Este giro en la agenda de seguridad tiene implicaciones claras para la economía regional y la inversión, al afectar territorios donde la actividad extractiva informal convive con estructuras ilícitas y donde la gobernanza local enfrenta desafíos de capacidad institucional.
La decisión de reforzar la respuesta institucional busca contener la informalidad, mejorar la recaudación de ingresos y reducir la presión de costos para empresas formales que operan bajo normas, permisos y controles.
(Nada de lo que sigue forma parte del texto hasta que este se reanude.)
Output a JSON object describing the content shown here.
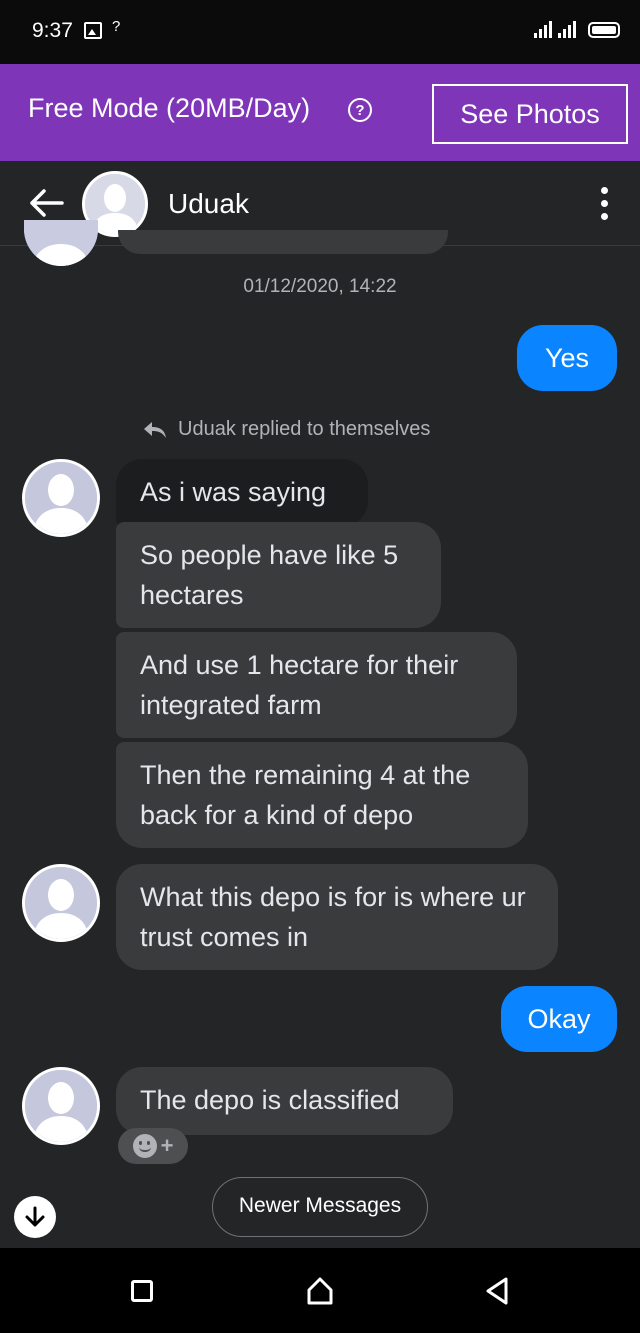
{
  "status_bar": {
    "time": "9:37",
    "signal_note": "?"
  },
  "banner": {
    "text": "Free Mode (20MB/Day)",
    "help_glyph": "?",
    "see_photos_label": "See Photos",
    "color": "#7e35b8"
  },
  "header": {
    "contact_name": "Uduak"
  },
  "timestamp": "01/12/2020, 14:22",
  "reply_note": "Uduak replied to themselves",
  "messages": {
    "m1": "Yes",
    "m2": "As i was saying",
    "m3": "So people have like 5 hectares",
    "m4": "And use 1 hectare for their integrated farm",
    "m5": "Then the remaining 4 at the back for a kind of depo",
    "m6": "What this depo is for is where ur trust comes in",
    "m7": "Okay",
    "m8": "The depo is classified"
  },
  "react_plus": "+",
  "newer_messages_label": "Newer Messages",
  "colors": {
    "outgoing": "#0a84ff",
    "incoming": "#3a3b3c",
    "background": "#242526"
  }
}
Sin embargo, el uso de las fuerzas armadas en tareas de seguridad interna también plantea cuestionamientos sobre la eficiencia, la legalidad y el costo social de estas medidas en el corto y mediano plazo.
Si la intervención es coordinada con reformas administrativas y un marco de seguridad que fortalezca el Estado de derecho, podría disminuir riesgos operativos para proyectos formales y facilitar procesos de formalización. En contrapartida, operaciones de alto costo logístico o tensiones sociales en las regiones afectadas podrían generar costos fiscales y afectar la percepción de gobernabilidad.
En el frente fiscal, la reducción de actividades informales podría ampliar la base tributaria y mejorar la recaudación, aportando recursos para programas sociales y de seguridad. Sin embargo, la continuidad de estas políticas requerirá claridad normativa, supervisión judicial y seguimiento de resultados para asegurar que el combate contra el crimen organizado y la minería ilegal se traduzca en crecimiento inclusivo y estabilidad macroeconómica.